FRENCH POLICE WARN OF LOSS OF LIFE – Ahead of Anti-Macron Protests
The head of a French police union has expressed fears that this weekend’s anti-government protests could see the deaths of both protestors and law enforcement on the streets of Paris.
Exhausted and over-stretched units struggling to maintain order will be compelled to defend themselves from rioters and looters, Yves Lefebvre told BFMTV earlier this week, raising the possibility of lives being lost if police are forced to act in ”a state of legitimate self defense.”
Calling on President Emmanuel Macron to take concrete measures to diffuse escalating tensions, the head of the Unité SGP Police union spoke of CRS (French riot police) commandants’ fears of losing men if the situation degrades further, and of the possibility of loss of life amongst protestors.
Billed as ‘Act IV‘ by Gilets jaunes (Yellow vest) organizers, the fourth consecutive weekend of protest planned for the French capital is taking shape as tens of thousands of hi-vis wearing citizens organize via social media to attend anti-Macron events, primarily a march between the Place de la Bastille and Place de la République but also at the Champs Élysée, the Eiffel Tower and the Élysée Palace.
Meanwhile, another union, VIGI – Ministère de l’Intérieur, representing police and support staff, has called for strike action commencing this weekend in solidarity with anti-government protestors.
A spokesman for the union has expressed concerns that there could be loss of life amidst the ranks of its members, calling on police to stand down rather than face injury or death in clashes with the public.
”Don’t let yourself be injured, scarred or killed for those that consider you canon fodder”, the extraordinary statement continued. ”Think of you, your families and those close to you.”
Encompassing myriad issues beyond fuel tax hikes, the Gilets jaunes are calling for the introduction of a citizens’ referendum initiative into the French Constitution. The insertion of such a provision would allow for citizens to propose legislation, to overturn unpopular laws, and to have the power to recall politicians via plebiscite.

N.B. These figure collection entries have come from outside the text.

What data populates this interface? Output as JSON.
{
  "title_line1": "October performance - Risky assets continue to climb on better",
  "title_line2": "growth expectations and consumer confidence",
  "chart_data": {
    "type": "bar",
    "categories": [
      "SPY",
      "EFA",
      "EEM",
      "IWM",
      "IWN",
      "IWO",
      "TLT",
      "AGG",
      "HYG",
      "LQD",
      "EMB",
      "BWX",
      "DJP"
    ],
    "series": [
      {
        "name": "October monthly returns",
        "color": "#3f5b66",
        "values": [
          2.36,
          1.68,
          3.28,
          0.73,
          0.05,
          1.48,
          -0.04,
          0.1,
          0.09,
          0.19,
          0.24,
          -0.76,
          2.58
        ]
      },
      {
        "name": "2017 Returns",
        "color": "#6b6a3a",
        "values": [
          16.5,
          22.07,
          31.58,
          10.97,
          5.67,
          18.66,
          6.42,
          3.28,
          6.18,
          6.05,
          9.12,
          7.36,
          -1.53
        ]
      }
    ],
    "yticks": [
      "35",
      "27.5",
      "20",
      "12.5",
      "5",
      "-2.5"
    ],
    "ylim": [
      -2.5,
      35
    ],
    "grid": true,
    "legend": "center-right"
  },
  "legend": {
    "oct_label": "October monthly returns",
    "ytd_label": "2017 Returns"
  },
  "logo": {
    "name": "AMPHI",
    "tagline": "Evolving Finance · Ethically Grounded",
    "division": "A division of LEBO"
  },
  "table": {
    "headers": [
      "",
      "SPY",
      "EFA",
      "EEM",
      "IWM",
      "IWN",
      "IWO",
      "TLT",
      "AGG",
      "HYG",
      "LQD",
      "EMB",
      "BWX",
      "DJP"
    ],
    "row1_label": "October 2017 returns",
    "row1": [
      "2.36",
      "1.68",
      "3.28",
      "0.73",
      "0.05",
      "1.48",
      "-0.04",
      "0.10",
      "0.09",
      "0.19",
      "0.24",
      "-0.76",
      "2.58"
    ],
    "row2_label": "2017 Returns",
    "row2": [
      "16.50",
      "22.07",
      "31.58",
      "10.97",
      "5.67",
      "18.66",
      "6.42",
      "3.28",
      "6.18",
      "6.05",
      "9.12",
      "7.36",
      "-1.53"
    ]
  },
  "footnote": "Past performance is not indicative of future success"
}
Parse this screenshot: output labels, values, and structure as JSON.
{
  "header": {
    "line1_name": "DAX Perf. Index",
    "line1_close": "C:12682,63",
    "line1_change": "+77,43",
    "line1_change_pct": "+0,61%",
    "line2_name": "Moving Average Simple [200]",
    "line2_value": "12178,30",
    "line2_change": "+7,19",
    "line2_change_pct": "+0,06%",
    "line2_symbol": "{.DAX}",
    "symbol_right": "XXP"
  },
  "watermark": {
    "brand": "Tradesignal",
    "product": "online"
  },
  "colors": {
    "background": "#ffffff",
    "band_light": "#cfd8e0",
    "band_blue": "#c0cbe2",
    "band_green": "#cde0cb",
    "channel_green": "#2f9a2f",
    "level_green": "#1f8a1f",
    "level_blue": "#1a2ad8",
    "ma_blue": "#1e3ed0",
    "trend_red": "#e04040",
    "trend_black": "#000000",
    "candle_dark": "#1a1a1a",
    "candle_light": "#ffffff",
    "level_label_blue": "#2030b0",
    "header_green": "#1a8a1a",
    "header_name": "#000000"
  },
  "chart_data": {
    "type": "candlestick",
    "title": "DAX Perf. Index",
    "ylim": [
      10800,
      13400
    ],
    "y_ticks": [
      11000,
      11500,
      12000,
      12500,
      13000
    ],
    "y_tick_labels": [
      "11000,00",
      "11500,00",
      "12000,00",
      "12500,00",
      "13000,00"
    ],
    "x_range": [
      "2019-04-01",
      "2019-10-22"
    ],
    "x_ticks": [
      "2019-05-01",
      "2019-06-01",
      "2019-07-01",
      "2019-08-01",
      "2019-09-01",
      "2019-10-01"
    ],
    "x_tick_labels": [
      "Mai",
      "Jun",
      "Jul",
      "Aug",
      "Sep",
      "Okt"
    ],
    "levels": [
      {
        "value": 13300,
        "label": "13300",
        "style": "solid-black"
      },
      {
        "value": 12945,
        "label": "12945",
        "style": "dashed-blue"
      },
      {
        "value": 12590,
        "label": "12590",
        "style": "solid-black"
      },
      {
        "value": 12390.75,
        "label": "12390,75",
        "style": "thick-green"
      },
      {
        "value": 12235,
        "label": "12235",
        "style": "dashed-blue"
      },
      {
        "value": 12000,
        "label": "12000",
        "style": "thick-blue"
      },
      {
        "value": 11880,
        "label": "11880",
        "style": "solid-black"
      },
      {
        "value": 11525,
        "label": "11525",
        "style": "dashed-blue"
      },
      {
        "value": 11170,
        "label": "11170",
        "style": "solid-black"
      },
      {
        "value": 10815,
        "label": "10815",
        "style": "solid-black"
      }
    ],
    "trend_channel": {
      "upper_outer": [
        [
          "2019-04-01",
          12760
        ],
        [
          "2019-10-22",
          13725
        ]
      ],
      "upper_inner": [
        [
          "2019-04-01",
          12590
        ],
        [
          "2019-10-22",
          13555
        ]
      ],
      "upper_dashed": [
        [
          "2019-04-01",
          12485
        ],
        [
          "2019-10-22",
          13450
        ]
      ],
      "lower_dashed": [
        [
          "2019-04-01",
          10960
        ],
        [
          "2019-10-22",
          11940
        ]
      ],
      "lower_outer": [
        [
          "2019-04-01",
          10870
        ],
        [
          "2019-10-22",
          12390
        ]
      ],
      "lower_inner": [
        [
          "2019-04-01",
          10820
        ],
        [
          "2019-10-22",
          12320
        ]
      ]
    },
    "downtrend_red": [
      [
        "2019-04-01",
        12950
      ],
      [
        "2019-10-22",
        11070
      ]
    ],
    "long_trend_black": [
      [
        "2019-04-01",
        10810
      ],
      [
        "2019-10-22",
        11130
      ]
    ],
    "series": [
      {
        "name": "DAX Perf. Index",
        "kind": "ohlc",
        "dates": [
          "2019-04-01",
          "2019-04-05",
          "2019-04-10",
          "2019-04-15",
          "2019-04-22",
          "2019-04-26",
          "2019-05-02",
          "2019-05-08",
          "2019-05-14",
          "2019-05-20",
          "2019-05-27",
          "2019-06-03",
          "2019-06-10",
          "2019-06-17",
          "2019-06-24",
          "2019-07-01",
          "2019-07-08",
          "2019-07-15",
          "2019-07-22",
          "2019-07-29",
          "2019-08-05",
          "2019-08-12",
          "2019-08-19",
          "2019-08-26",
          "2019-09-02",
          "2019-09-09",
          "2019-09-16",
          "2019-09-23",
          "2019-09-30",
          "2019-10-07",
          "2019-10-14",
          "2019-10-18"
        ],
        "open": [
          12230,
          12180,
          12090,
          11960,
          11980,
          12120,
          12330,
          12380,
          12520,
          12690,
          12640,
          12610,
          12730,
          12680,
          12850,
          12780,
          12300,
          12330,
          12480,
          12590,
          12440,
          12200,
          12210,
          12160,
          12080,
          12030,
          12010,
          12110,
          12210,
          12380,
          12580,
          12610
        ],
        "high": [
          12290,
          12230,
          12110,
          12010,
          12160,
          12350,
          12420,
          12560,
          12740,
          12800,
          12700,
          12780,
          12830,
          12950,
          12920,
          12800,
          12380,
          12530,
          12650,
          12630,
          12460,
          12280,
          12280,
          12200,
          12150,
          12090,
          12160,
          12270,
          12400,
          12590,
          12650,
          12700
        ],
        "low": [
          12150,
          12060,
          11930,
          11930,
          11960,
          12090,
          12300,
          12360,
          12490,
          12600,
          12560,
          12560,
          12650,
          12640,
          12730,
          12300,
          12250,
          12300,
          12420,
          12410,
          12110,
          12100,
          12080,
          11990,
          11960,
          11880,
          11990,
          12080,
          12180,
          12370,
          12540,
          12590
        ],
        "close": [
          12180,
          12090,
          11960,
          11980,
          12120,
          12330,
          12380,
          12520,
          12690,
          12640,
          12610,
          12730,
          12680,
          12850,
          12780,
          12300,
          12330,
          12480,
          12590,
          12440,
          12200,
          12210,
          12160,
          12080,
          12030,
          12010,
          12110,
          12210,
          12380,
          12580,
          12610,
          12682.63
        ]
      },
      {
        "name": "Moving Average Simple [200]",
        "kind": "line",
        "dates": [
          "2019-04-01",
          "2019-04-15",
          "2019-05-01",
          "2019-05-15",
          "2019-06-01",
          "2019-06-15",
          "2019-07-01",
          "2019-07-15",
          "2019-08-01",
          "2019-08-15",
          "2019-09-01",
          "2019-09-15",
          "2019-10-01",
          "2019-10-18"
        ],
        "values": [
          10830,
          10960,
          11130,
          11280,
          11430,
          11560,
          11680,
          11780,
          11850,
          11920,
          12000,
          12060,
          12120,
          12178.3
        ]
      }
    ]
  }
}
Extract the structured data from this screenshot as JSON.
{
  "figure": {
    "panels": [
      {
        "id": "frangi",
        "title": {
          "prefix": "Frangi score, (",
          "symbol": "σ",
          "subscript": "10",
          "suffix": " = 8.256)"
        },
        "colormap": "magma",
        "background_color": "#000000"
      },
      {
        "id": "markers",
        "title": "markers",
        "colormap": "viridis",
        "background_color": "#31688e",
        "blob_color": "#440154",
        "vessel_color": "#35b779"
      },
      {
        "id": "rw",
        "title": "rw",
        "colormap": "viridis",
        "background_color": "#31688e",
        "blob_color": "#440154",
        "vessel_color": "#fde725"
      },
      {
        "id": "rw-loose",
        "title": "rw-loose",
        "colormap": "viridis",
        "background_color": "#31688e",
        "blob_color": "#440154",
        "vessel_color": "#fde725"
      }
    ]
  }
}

Measures announced by the government earlier this week, which included a delay by one year of the introduction of new carbon taxes, appear to have aggravated disenfranchised French citizens and were quickly characterized as ”crumbs” insufficient to calm public anger.
Paramedics, farmers and truck drivers have in recent days announced strike actions, and French social media is awash with images of ongoing blockades and protests across the country. Multiple events, some using imagery from the French Revolution, are being organized for strategic locations across the capital, with such themes as ”Macron’s Farewell Party” and ”To Arms, citizens!”
A leading figure within the Gilets jaunes, Eric Drouet, has called for protestors to march on the Élysée Palace, home of President Macron, prompting further fears of confrontation with police, some 8,000 of whom will be mobilized in Paris over the weekend. Another member of the movement has called for the dissolution of the Assemblée nationale, the French parliament.
According to Paris daily, L’Express, CRS units have been given the order to fire tear gas grenades directly into crowds rather than to ground. ”It’s the first time that I received such an order. Normally this is prohibited”, a CRS source explained to the newspaper.
Paris museums, theatres and cultural attractions will close this weekend. French Prime Minister, Edouard Philippe, confirmed Thursday that twelve armored vehicles belonging to the Gendarmerie will be in use across the city.
In spite of the violence, largely condemned across French society, a recent IFOP survey puts support of the Gilets jaunes at 72%, a sign of a widespread public disaffection with the country’s political class.
”The genie is out of the bottle, I think”, Anne-Laure, from Paris told The Gateway Pundit. The 29 year-old admitted to having some reservations about Saturday;
”I’m a little worried”, she confessed, ”but I think those running France into the ground, at this moment they are more worried.”